A empresa M.A.L.B. Ltda. impetrou mandado de segurança contra ato do Delegado da Receita Federal do Brasil em São Paulo, questionando a inclusão do ICMS na base de cálculo da Contribuição Previdenciária sobre a Receita Bruta (CPRB), instituída pela Lei 12.546/2011. A empresa alegou que tal inclusão violaria o art. 195, inciso I, alínea 'b', da Constituição Federal, que fundamenta a cobrança de contribuições previdenciárias sobre a receita ou o faturamento, e invocou o precedente do RE 574.706 (Tema 69), no qual o STF decidiu que o ICMS não integra a base de cálculo do PIS e da Cofins.
O mandado de segurança foi denegado em primeiro grau.
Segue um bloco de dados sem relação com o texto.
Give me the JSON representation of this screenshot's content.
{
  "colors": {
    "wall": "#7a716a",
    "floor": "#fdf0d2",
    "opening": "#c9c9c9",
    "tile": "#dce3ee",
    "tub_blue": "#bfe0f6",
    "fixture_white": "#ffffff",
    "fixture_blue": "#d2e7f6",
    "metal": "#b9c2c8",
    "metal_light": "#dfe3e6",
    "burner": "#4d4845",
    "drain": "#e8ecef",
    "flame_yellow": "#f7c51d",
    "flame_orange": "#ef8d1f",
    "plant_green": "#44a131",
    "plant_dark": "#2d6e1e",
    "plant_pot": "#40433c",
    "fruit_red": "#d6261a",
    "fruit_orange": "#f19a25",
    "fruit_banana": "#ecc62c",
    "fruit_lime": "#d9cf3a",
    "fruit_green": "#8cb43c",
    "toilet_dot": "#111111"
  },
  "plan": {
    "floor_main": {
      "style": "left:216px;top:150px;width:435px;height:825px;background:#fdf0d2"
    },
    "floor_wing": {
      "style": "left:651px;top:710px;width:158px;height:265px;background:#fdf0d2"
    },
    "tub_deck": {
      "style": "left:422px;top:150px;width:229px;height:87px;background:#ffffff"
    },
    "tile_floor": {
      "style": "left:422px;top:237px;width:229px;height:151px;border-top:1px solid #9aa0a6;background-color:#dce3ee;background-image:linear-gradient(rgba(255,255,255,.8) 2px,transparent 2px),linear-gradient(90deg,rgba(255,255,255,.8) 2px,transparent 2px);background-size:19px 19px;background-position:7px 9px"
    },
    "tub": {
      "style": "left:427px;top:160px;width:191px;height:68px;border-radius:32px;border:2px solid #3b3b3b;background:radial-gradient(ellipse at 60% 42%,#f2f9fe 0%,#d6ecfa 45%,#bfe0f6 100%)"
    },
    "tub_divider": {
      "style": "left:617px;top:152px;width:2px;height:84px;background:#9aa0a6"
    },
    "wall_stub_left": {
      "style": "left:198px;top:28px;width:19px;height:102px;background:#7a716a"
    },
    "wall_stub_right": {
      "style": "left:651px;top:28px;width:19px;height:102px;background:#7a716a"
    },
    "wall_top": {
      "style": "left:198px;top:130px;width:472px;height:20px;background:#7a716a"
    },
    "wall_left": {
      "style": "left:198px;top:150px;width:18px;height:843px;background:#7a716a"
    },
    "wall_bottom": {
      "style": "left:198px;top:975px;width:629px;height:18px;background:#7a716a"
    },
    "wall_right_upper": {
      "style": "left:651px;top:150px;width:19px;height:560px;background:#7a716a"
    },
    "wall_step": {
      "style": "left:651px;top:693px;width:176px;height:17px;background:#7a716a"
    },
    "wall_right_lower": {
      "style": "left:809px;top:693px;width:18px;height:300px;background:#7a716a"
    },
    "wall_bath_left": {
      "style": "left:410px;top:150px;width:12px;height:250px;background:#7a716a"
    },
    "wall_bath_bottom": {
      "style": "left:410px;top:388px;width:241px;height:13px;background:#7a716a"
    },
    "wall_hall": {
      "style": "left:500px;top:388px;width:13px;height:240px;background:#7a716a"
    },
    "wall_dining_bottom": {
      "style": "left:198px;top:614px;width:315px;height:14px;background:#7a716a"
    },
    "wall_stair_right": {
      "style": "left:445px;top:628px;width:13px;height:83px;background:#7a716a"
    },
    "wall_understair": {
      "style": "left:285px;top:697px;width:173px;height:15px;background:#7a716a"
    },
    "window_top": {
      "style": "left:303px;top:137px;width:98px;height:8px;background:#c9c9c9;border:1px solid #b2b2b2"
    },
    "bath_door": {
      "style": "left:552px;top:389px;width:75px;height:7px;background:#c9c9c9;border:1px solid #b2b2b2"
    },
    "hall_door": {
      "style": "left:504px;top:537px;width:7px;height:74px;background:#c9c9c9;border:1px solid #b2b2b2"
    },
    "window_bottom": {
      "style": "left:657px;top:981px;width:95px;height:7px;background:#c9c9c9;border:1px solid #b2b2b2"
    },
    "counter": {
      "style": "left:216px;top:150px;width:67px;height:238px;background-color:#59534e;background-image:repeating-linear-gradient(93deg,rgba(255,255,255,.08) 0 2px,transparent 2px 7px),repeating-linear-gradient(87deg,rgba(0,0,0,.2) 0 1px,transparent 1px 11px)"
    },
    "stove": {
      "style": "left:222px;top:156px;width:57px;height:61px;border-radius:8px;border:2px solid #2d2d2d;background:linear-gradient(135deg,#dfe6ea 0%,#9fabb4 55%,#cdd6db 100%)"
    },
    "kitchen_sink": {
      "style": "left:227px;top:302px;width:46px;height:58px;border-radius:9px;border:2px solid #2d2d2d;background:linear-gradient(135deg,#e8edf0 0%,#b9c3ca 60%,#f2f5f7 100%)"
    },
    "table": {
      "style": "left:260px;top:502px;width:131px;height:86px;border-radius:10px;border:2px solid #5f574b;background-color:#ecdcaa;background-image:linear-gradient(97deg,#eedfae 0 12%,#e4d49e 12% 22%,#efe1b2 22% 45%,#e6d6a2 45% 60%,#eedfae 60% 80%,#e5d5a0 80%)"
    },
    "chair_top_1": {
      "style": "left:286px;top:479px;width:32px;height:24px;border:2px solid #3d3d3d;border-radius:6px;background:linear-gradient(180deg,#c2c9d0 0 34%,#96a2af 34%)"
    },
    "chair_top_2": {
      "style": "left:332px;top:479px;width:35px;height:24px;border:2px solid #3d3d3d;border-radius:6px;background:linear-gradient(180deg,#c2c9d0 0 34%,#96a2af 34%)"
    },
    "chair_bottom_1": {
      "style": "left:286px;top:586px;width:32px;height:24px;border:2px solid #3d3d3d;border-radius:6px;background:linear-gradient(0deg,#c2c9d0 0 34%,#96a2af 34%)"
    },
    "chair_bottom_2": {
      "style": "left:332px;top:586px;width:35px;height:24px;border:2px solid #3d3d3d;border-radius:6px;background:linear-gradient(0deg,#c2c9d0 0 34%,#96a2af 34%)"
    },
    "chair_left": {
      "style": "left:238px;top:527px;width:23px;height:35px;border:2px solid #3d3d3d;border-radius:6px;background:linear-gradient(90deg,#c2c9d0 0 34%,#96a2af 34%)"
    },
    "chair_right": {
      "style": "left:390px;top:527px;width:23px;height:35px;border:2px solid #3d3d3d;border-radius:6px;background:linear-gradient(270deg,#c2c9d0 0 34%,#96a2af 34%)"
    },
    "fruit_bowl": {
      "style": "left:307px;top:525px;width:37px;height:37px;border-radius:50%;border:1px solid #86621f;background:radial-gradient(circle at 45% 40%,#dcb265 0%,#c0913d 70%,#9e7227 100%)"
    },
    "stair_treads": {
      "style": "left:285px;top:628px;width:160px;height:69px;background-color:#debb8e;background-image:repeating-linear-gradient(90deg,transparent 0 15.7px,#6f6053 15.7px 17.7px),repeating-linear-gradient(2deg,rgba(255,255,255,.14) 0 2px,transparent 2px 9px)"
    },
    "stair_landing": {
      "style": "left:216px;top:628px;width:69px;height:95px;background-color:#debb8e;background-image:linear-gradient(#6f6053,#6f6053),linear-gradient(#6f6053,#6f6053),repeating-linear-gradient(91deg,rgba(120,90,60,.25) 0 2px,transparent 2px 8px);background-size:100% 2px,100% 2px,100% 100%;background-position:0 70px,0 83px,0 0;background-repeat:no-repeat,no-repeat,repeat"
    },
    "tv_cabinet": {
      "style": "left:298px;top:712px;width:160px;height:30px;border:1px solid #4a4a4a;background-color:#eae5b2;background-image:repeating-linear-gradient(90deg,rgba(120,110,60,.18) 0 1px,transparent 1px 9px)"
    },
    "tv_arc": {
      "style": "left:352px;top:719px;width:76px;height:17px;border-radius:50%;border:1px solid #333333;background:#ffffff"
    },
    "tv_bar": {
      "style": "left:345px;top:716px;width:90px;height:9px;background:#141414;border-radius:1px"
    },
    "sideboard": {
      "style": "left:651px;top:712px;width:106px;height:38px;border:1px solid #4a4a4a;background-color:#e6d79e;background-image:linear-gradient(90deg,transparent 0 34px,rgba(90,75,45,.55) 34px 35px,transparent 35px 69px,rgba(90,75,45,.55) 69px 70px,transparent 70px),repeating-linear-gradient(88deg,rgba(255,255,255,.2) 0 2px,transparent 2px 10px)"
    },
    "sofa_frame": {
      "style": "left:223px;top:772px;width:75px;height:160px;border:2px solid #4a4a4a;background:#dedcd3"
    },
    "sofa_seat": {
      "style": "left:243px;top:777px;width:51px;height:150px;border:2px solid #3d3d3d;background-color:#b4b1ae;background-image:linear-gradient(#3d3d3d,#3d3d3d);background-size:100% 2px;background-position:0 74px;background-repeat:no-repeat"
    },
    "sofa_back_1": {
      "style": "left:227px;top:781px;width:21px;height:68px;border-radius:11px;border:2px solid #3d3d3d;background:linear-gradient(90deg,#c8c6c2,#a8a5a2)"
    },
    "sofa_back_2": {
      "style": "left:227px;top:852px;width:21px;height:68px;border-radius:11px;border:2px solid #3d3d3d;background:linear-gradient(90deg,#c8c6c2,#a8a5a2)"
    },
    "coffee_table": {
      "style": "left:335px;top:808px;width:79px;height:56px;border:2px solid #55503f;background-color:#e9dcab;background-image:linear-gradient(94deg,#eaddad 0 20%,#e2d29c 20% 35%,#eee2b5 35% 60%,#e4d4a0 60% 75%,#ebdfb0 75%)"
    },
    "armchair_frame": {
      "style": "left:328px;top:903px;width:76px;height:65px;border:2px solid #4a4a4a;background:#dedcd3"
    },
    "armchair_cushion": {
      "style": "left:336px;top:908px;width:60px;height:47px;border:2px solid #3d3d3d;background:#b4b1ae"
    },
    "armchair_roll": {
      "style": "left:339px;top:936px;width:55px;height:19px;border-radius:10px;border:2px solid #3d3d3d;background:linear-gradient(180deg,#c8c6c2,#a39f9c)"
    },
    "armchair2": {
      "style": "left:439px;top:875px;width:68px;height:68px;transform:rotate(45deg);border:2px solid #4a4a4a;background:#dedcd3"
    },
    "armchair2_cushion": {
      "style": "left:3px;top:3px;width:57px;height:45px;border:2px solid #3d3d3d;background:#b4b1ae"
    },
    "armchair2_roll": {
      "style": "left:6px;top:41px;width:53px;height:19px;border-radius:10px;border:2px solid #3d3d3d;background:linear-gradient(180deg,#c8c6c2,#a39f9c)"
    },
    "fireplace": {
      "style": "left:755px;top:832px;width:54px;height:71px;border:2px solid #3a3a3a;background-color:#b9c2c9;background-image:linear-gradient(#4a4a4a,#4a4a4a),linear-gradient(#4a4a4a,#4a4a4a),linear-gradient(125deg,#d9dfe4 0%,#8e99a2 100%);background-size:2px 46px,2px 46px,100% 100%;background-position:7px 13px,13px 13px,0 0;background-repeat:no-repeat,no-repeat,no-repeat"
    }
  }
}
O Tribunal Regional Federal da 3ª Região negou provimento à apelação, entendendo que, com exceção do ICMS cobrado em regime de substituição tributária (ICMS-ST) e outras deduções legais, o ICMS compõe o conceito de receita bruta para fins da CPRB, com base em precedentes do STJ.
A empresa então interpôs recurso extraordinário ao STF, sustentando a mesma tese de inconstitucionalidade. A repercussão geral foi reconhecida em maio de 2019. A Procuradoria-Geral da República manifestou-se pelo desprovimento do recurso, argumentando que a CPRB é um benefício fiscal facultativo e que a base de cálculo definida na legislação ordinária (art. 12 do Decreto-Lei 1.598/1977, com redação da Lei 12.973/2014) inclui expressamente os tributos incidentes sobre a receita bruta.